YOUR RIGHTS REGARDING YOUR HEALTH INFORMATION
You have certain rights with respect to your health information. They are listed below. If you would like to exercise any of these rights or if you have questions regarding your rights, please contact: Envive, P.C., Attn: Privacy Officer, 412 S. 1st Ave, Sioux Falls, SD 57104.

  1. You have the right to request that we limit our uses and disclosures of your health information, as you specify. We may not agree to your request.
  2. You have the right to request that we communicate with you through alternative means or locations, and we will respect any reasonable requests.
  3. You have the right to review and obtain a copy of your health information. We have the right to charge you a fee for the cost of providing you with such a copy.
  4. You have the right to request that we amend your health information. We will review your request but not necessarily make the amendments you request.
  5. You have the right to obtain an accounting of disclosures that we have made of your health information except disclosures for treatment, payment, health care operations, disclosures authorized by you, and disclosures for certain government functions.
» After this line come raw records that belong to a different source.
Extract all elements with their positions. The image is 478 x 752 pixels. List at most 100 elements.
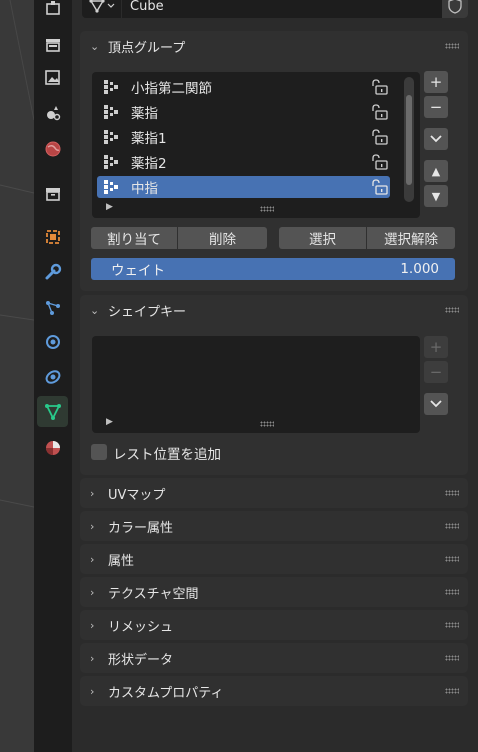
filter-options-toggle-icon[interactable]: ▶ xyxy=(106,202,113,212)
weight-value: 1.000 xyxy=(400,261,439,277)
drag-handle-icon[interactable] xyxy=(445,622,459,628)
chevron-right-icon: › xyxy=(90,519,95,533)
move-down-button[interactable]: ▼ xyxy=(424,185,448,207)
shape-key-list[interactable]: ▶ xyxy=(92,336,420,433)
vertex-group-icon xyxy=(104,105,118,119)
vertex-groups-header[interactable]: ⌄ 頂点グループ xyxy=(80,31,468,61)
drag-handle-icon[interactable] xyxy=(445,43,459,49)
remesh-panel-header[interactable]: › リメッシュ xyxy=(80,610,468,640)
vertex-group-icon xyxy=(104,180,118,194)
list-item[interactable]: 薬指2 xyxy=(97,151,390,173)
add-vertex-group-button[interactable]: + xyxy=(424,71,448,93)
list-item[interactable]: 薬指 xyxy=(97,101,390,123)
panel-title: カスタムプロパティ xyxy=(108,685,224,701)
attributes-panel-header[interactable]: › 属性 xyxy=(80,544,468,574)
drag-handle-icon[interactable] xyxy=(445,655,459,661)
drag-handle-icon[interactable] xyxy=(445,688,459,694)
drag-handle-icon[interactable] xyxy=(445,490,459,496)
vertex-groups-panel: ⌄ 頂点グループ 小指第二関節 薬指 薬指1 薬指2 中指 ▶ + − ▲ ▼ … xyxy=(80,31,468,291)
properties-editor: Cube ⌄ 頂点グループ 小指第二関節 薬指 薬指1 薬指2 中指 ▶ + −… xyxy=(72,0,478,752)
view-layer-icon[interactable] xyxy=(37,97,68,128)
weight-slider[interactable]: ウェイト 1.000 xyxy=(91,258,455,280)
list-resize-handle[interactable] xyxy=(260,206,274,212)
drag-handle-icon[interactable] xyxy=(445,556,459,562)
object-icon[interactable] xyxy=(37,221,68,252)
panel-title: 形状データ xyxy=(108,652,174,668)
collection-icon[interactable] xyxy=(37,178,68,209)
relative-checkbox[interactable] xyxy=(91,444,107,460)
chevron-right-icon: › xyxy=(90,486,95,500)
vertex-group-icon xyxy=(104,130,118,144)
tool-icon[interactable] xyxy=(37,0,68,23)
vertex-groups-title: 頂点グループ xyxy=(108,40,186,56)
particles-icon[interactable] xyxy=(37,292,68,323)
relative-checkbox-label: レスト位置を追加 xyxy=(113,447,221,463)
vertex-group-label: 薬指1 xyxy=(131,131,167,147)
assign-button[interactable]: 割り当て xyxy=(91,227,177,249)
panel-title: テクスチャ空間 xyxy=(108,586,199,602)
object-data-name[interactable]: Cube xyxy=(122,0,164,14)
vertex-group-label: 小指第二関節 xyxy=(131,81,212,97)
vertex-group-list[interactable]: 小指第二関節 薬指 薬指1 薬指2 中指 ▶ xyxy=(92,72,420,218)
drag-handle-icon[interactable] xyxy=(445,307,459,313)
remove-from-group-button[interactable]: 削除 xyxy=(178,227,267,249)
geometry-data-panel-header[interactable]: › 形状データ xyxy=(80,643,468,673)
fake-user-shield-icon[interactable] xyxy=(442,0,468,18)
chevron-down-icon xyxy=(430,400,442,408)
add-shape-key-button[interactable]: + xyxy=(424,336,448,358)
vertex-group-label: 薬指2 xyxy=(131,156,167,172)
viewport-edge[interactable] xyxy=(0,0,34,752)
filter-options-toggle-icon[interactable]: ▶ xyxy=(106,417,113,427)
custom-properties-panel-header[interactable]: › カスタムプロパティ xyxy=(80,676,468,706)
list-item-selected[interactable]: 中指 xyxy=(97,176,390,198)
viewport-grid xyxy=(0,0,34,508)
panel-title: リメッシュ xyxy=(108,619,174,635)
unlock-icon[interactable] xyxy=(370,129,388,145)
panel-title: UVマップ xyxy=(108,487,166,503)
unlock-icon[interactable] xyxy=(370,179,388,195)
chevron-down-icon: ⌄ xyxy=(90,39,100,53)
vertex-group-specials-button[interactable] xyxy=(424,128,448,150)
unlock-icon[interactable] xyxy=(370,154,388,170)
list-scrollbar[interactable] xyxy=(404,77,414,202)
list-resize-handle[interactable] xyxy=(260,421,274,427)
remove-shape-key-button[interactable]: − xyxy=(424,361,448,383)
panel-title: 属性 xyxy=(108,553,135,569)
list-item[interactable]: 小指第二関節 xyxy=(97,76,390,98)
chevron-right-icon: › xyxy=(90,552,95,566)
constraints-icon[interactable] xyxy=(37,361,68,392)
data-icon[interactable] xyxy=(37,396,68,427)
material-icon[interactable] xyxy=(37,432,68,463)
properties-tab-bar xyxy=(34,0,72,752)
uv-maps-panel-header[interactable]: › UVマップ xyxy=(80,478,468,508)
shape-key-specials-button[interactable] xyxy=(424,393,448,415)
color-attributes-panel-header[interactable]: › カラー属性 xyxy=(80,511,468,541)
remove-vertex-group-button[interactable]: − xyxy=(424,96,448,118)
chevron-down-icon xyxy=(430,135,442,143)
mesh-data-icon[interactable] xyxy=(82,0,122,18)
output-icon[interactable] xyxy=(37,62,68,93)
physics-icon[interactable] xyxy=(37,326,68,357)
shape-keys-header[interactable]: ⌄ シェイプキー xyxy=(80,295,468,325)
list-item[interactable]: 薬指1 xyxy=(97,126,390,148)
render-icon[interactable] xyxy=(37,29,68,60)
vertex-group-label: 薬指 xyxy=(131,106,158,122)
object-data-selector[interactable]: Cube xyxy=(82,0,468,18)
move-up-button[interactable]: ▲ xyxy=(424,160,448,182)
drag-handle-icon[interactable] xyxy=(445,589,459,595)
unlock-icon[interactable] xyxy=(370,104,388,120)
scrollbar-thumb[interactable] xyxy=(406,95,412,185)
chevron-right-icon: › xyxy=(90,618,95,632)
chevron-down-icon: ⌄ xyxy=(90,303,100,317)
select-button[interactable]: 選択 xyxy=(279,227,366,249)
shape-keys-title: シェイプキー xyxy=(108,304,187,320)
unlock-icon[interactable] xyxy=(370,79,388,95)
deselect-button[interactable]: 選択解除 xyxy=(367,227,455,249)
chevron-right-icon: › xyxy=(90,651,95,665)
texture-space-panel-header[interactable]: › テクスチャ空間 xyxy=(80,577,468,607)
panel-title: カラー属性 xyxy=(108,520,174,536)
drag-handle-icon[interactable] xyxy=(445,523,459,529)
chevron-right-icon: › xyxy=(90,684,95,698)
modifier-icon[interactable] xyxy=(37,256,68,287)
scene-icon[interactable] xyxy=(37,133,68,164)
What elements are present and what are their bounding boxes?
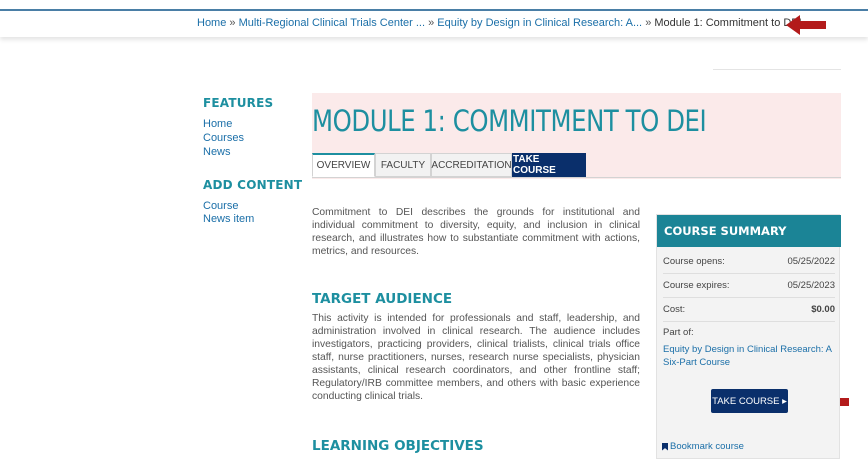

  6. You have the right to revoke any authorization you made for the use or disclosure of your health information except to the extent we have already relied on the authorization.
  7. You have the right to receive a paper copy of this notice.

COMPLAINTS
You may complain to us if you think we have violated your privacy rights. We will listen to your complaint and do our best to address it. You will not be retaliated against for bringing a complaint. Please direct complaints to Envive, P.C., Attn: Privacy Officer, 412 S. 1st Ave, Sioux Falls, SD 57104. You can also file a complaint with the Department of Health and Human Services, Office of Civil Rights.